As this article has shown, British South Asian theater productions merit particular scholarly attention for their negotiation of questions of national belonging in the war on terror period. The corpus of plays identified here emphasizes the social problems affecting the second and third generation of South Asians, who have unwaveringly identified Britain as their home until the onset of the post-9/11 political world. For these characters, home is no longer congruent with their families’ places of origin, with which they might have little familiarity or attachment.
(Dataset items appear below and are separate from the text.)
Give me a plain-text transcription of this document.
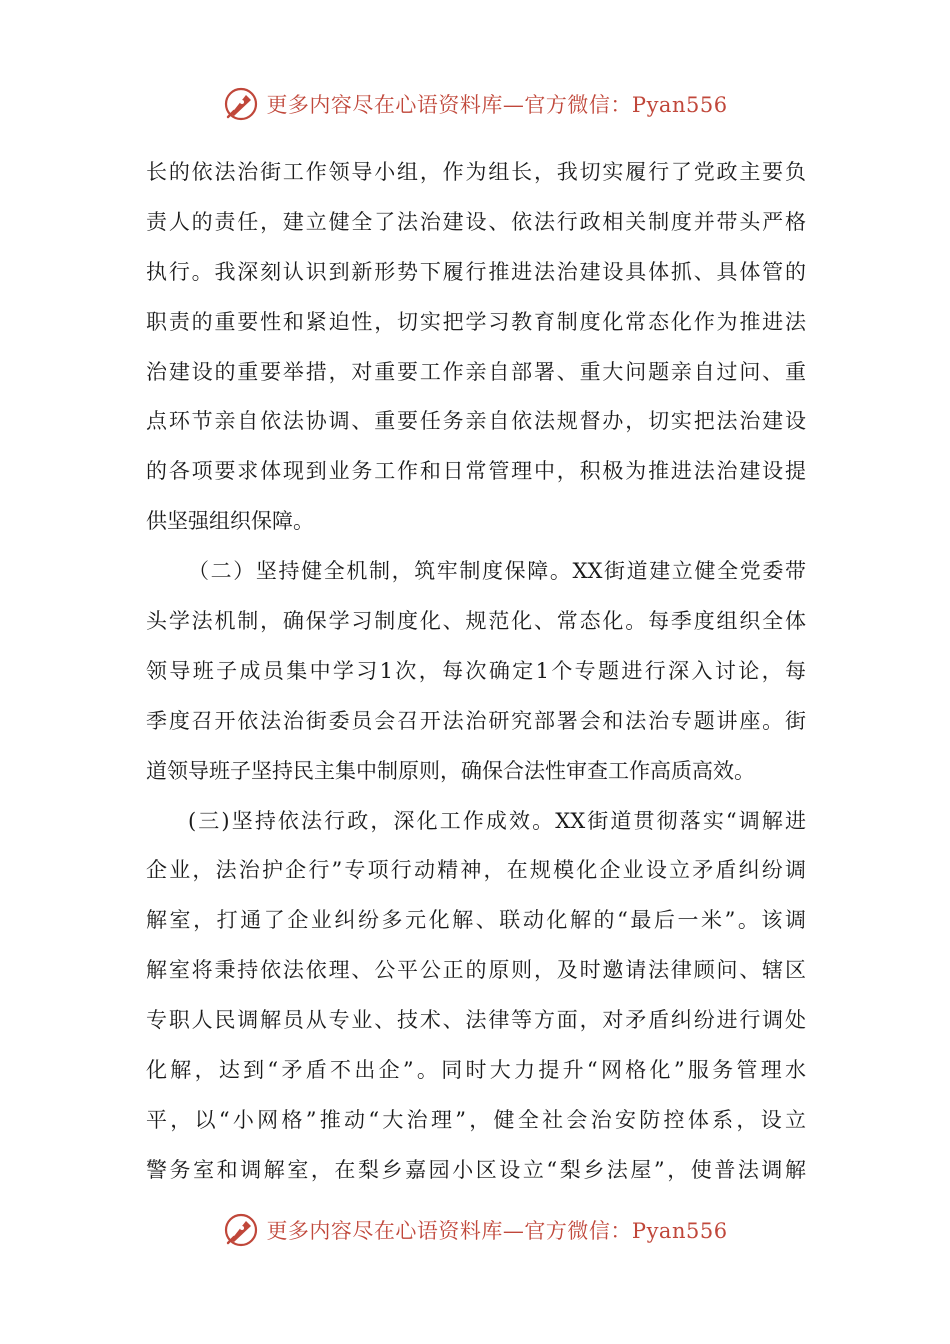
更多内容尽在心语资料库—官方微信：Pyan556
长的依法治街工作领导小组，作为组长，我切实履行了党政主要负
责人的责任，建立健全了法治建设、依法行政相关制度并带头严格
执行。我深刻认识到新形势下履行推进法治建设具体抓、具体管的
职责的重要性和紧迫性，切实把学习教育制度化常态化作为推进法
治建设的重要举措，对重要工作亲自部署、重大问题亲自过问、重
点环节亲自依法协调、重要任务亲自依法规督办，切实把法治建设
的各项要求体现到业务工作和日常管理中，积极为推进法治建设提
供坚强组织保障。
（二）坚持健全机制，筑牢制度保障。XX街道建立健全党委带
头学法机制，确保学习制度化、规范化、常态化。每季度组织全体
领导班子成员集中学习1次，每次确定1个专题进行深入讨论，每
季度召开依法治街委员会召开法治研究部署会和法治专题讲座。街
道领导班子坚持民主集中制原则，确保合法性审查工作高质高效。
(三)坚持依法行政，深化工作成效。XX街道贯彻落实“调解进
企业，法治护企行”专项行动精神，在规模化企业设立矛盾纠纷调
解室，打通了企业纠纷多元化解、联动化解的“最后一米”。该调
解室将秉持依法依理、公平公正的原则，及时邀请法律顾问、辖区
专职人民调解员从专业、技术、法律等方面，对矛盾纠纷进行调处
化解，达到“矛盾不出企”。同时大力提升“网格化”服务管理水
平，以“小网格”推动“大治理”，健全社会治安防控体系，设立
警务室和调解室，在梨乡嘉园小区设立“梨乡法屋”，使普法调解
更多内容尽在心语资料库—官方微信：Pyan556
Yet the resignification of home in terms of “routes” rather than “roots” (as is presumably characteristic of diasporic postcolonial subjects) is equally fraught; after all, the protagonists’ navigation of urban routes and public infrastructure is crucially restricted by the new security regimes. The postcolonial subjects dramatized in British South Asian theater after 7/7 persist, stubbornly or creatively, in maintaining their claims to the UK as the nation-home. In so doing, characters such as Rahul, Ammi, Rehaan, and Karim challenge spectators to acknowledge their bonds to the nation as valid and stable rather than demanding constant renewal and proof.